Google & Mercy Corps Partner to Help Young Palestinian Entrepreneurs (NEWS BRIEF)
(HN, November 29, 2011) - Google and Mercy Corps have formed a partnership to spark technological entrepreneurship among young Palestinians.
In an innovative venture called the Arab Developer Network Initiative (ADNI), the global private sector entity and NGO have come together to tap the "brain trust" of the vast numbers of young people in Gaza and the West Bank.
Says Mercy Corps: "Through a combination of training in technical and business essentials, peer-to-peer learning, mentorship, and an initial seed fund for high potential startups, capitalized at $500,000, ADNI will help build a critical mass of Palestinian youth who are competent in multiple programming platforms and able to create and run successful web-based businesses."
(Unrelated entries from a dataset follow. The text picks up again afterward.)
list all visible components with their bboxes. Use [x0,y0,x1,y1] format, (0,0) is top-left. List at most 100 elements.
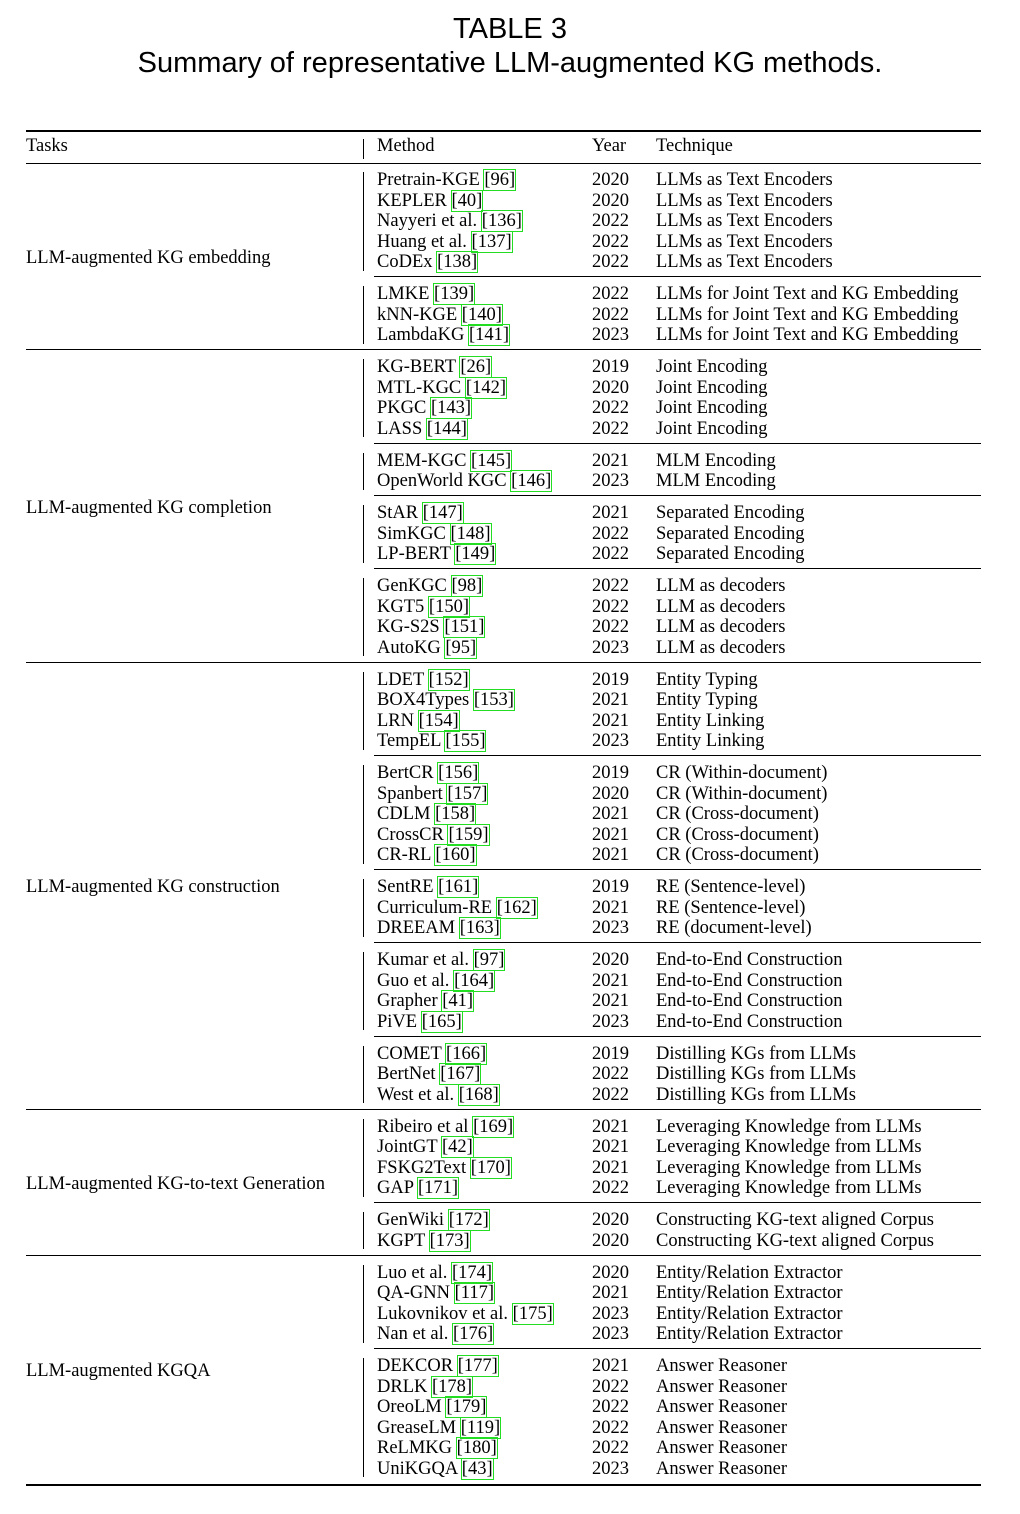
method-name: OpenWorld KGC [377,471,507,491]
citation-link[interactable]: [178] [430,1375,474,1398]
citation-link[interactable]: [156] [437,762,480,784]
citation-link[interactable]: [168] [457,1083,500,1106]
citation-link[interactable]: [139] [433,283,476,305]
method-cell: GreaseLM [119] [377,1416,502,1439]
citation-link[interactable]: [154] [417,709,460,732]
citation-link[interactable]: [161] [437,876,480,898]
citation-link[interactable]: [158] [434,803,477,825]
citation-link[interactable]: [41] [441,990,475,1012]
citation-link[interactable]: [140] [460,303,503,326]
citation-link[interactable]: [26] [459,356,493,378]
technique-cell: Distilling KGs from LLMs [656,1043,856,1064]
year-cell: 2021 [592,690,629,710]
citation-link[interactable]: [137] [470,230,513,253]
method-cell: BertCR [156] [377,762,480,784]
year-cell: 2023 [592,325,629,345]
method-name: Pretrain-KGE [377,170,480,190]
citation-link[interactable]: [98] [450,575,484,597]
citation-link[interactable]: [149] [454,543,497,565]
method-name: Lukovnikov et al. [377,1303,509,1324]
citation-link[interactable]: [170] [469,1156,512,1179]
citation-link[interactable]: [172] [447,1209,490,1231]
method-cell: LRN [154] [377,709,460,732]
citation-link[interactable]: [175] [511,1302,554,1325]
year-cell: 2022 [592,284,629,304]
method-cell: MEM-KGC [145] [377,449,513,472]
method-cell: KEPLER [40] [377,189,484,212]
year-cell: 2021 [592,1157,629,1178]
citation-link[interactable]: [95] [444,636,478,659]
citation-link[interactable]: [144] [425,417,468,440]
citation-link[interactable]: [147] [421,502,464,524]
method-cell: ReLMKG [180] [377,1437,498,1459]
citation-link[interactable]: [180] [455,1437,498,1459]
year-cell: 2022 [592,1178,629,1198]
method-cell: LMKE [139] [377,283,476,305]
citation-link[interactable]: [177] [456,1355,499,1377]
citation-link[interactable]: [96] [483,169,517,191]
citation-link[interactable]: [164] [453,969,496,992]
citation-link[interactable]: [43] [460,1457,494,1480]
citation-link[interactable]: [148] [449,522,492,545]
citation-link[interactable]: [163] [458,917,501,939]
citation-link[interactable]: [150] [427,595,470,618]
citation-link[interactable]: [138] [436,251,479,273]
citation-link[interactable]: [142] [464,376,507,399]
method-name: SimKGC [377,523,446,544]
citation-link[interactable]: [152] [427,668,470,691]
year-cell: 2020 [592,190,629,211]
method-name: GenWiki [377,1210,445,1230]
method-cell: PiVE [165] [377,1010,463,1033]
citation-link[interactable]: [153] [472,689,515,711]
method-name: BertNet [377,1064,436,1084]
year-cell: 2023 [592,1324,629,1344]
method-name: Kumar et al. [377,950,469,970]
method-cell: Luo et al. [174] [377,1261,494,1284]
technique-cell: MLM Encoding [656,450,776,471]
year-cell: 2019 [592,763,629,783]
table-top-rule [26,130,981,132]
year-cell: 2022 [592,617,629,637]
technique-cell: Answer Reasoner [656,1397,787,1417]
citation-link[interactable]: [173] [428,1229,471,1252]
method-name: FSKG2Text [377,1157,467,1178]
citation-link[interactable]: [136] [480,210,523,232]
method-name: KGT5 [377,596,425,617]
year-cell: 2020 [592,950,629,970]
column-separator [363,879,364,937]
citation-link[interactable]: [143] [429,397,473,419]
citation-link[interactable]: [117] [453,1282,495,1304]
method-name: StAR [377,503,419,523]
method-cell: DREEAM [163] [377,917,501,939]
citation-link[interactable]: [155] [444,730,487,752]
citation-link[interactable]: [166] [445,1042,488,1065]
citation-link[interactable]: [160] [434,844,477,866]
citation-link[interactable]: [159] [447,823,490,846]
citation-link[interactable]: [40] [450,189,484,212]
method-name: MEM-KGC [377,450,467,471]
task-divider [26,1108,981,1110]
subgroup-rule [374,1035,981,1037]
method-cell: QA-GNN [117] [377,1282,495,1304]
citation-link[interactable]: [174] [451,1261,494,1284]
citation-link[interactable]: [165] [420,1010,463,1033]
citation-link[interactable]: [145] [470,449,513,472]
citation-link[interactable]: [171] [416,1177,460,1199]
citation-link[interactable]: [157] [446,782,489,805]
citation-link[interactable]: [97] [472,949,506,971]
column-separator [363,452,364,490]
citation-link[interactable]: [167] [439,1063,482,1085]
year-cell: 2019 [592,877,629,897]
citation-link[interactable]: [176] [452,1323,495,1345]
citation-link[interactable]: [119] [459,1416,502,1439]
citation-link[interactable]: [151] [443,616,486,638]
citation-link[interactable]: [146] [510,470,553,492]
citation-link[interactable]: [162] [495,896,538,919]
subgroup-rule [374,276,981,277]
citation-link[interactable]: [42] [440,1136,474,1158]
year-cell: 2023 [592,1011,629,1032]
citation-link[interactable]: [179] [445,1396,488,1418]
citation-link[interactable]: [141] [467,324,511,346]
column-separator [363,172,364,271]
citation-link[interactable]: [169] [472,1115,515,1138]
As in much of the Middle East and North Africa, the Palestinian population is young, well-educated, and chronically unemployed. The World Bank reports that at the end of 2010, unemployment among those between the ages of 15-29 was an estimated 26 percent in the West Bank and 53 percent in Gaza - though some reputable sources cite much higher figures of unemployment.
The potential is not lost on Google, which has commited $2 million so far to the territory.
"Palestinians have such a unique position," Gisel Kordestani, Google's director of new business development, told Fast Company. "They're well educated. They have strong English-language skills. With 88 million people in the [Middle East and North African] region getting online, they have the opportunity to build something for the Arab world."
Says Mercy Corps CEO Neal Keny-Guyer: "One of the biggest challenges to economic growth in Gaza and the West Bank is that people can't move freely or easily cross borders. But there's an incredible brain trust of educated young people in the region. Unlike most other industries, web-based businesses are not limited by the physical movement of goods or people. Fuelled by young talent, the tech sector here is just waiting to take off."
The Source of Hope Foundation and Google.org are the main backers of the project.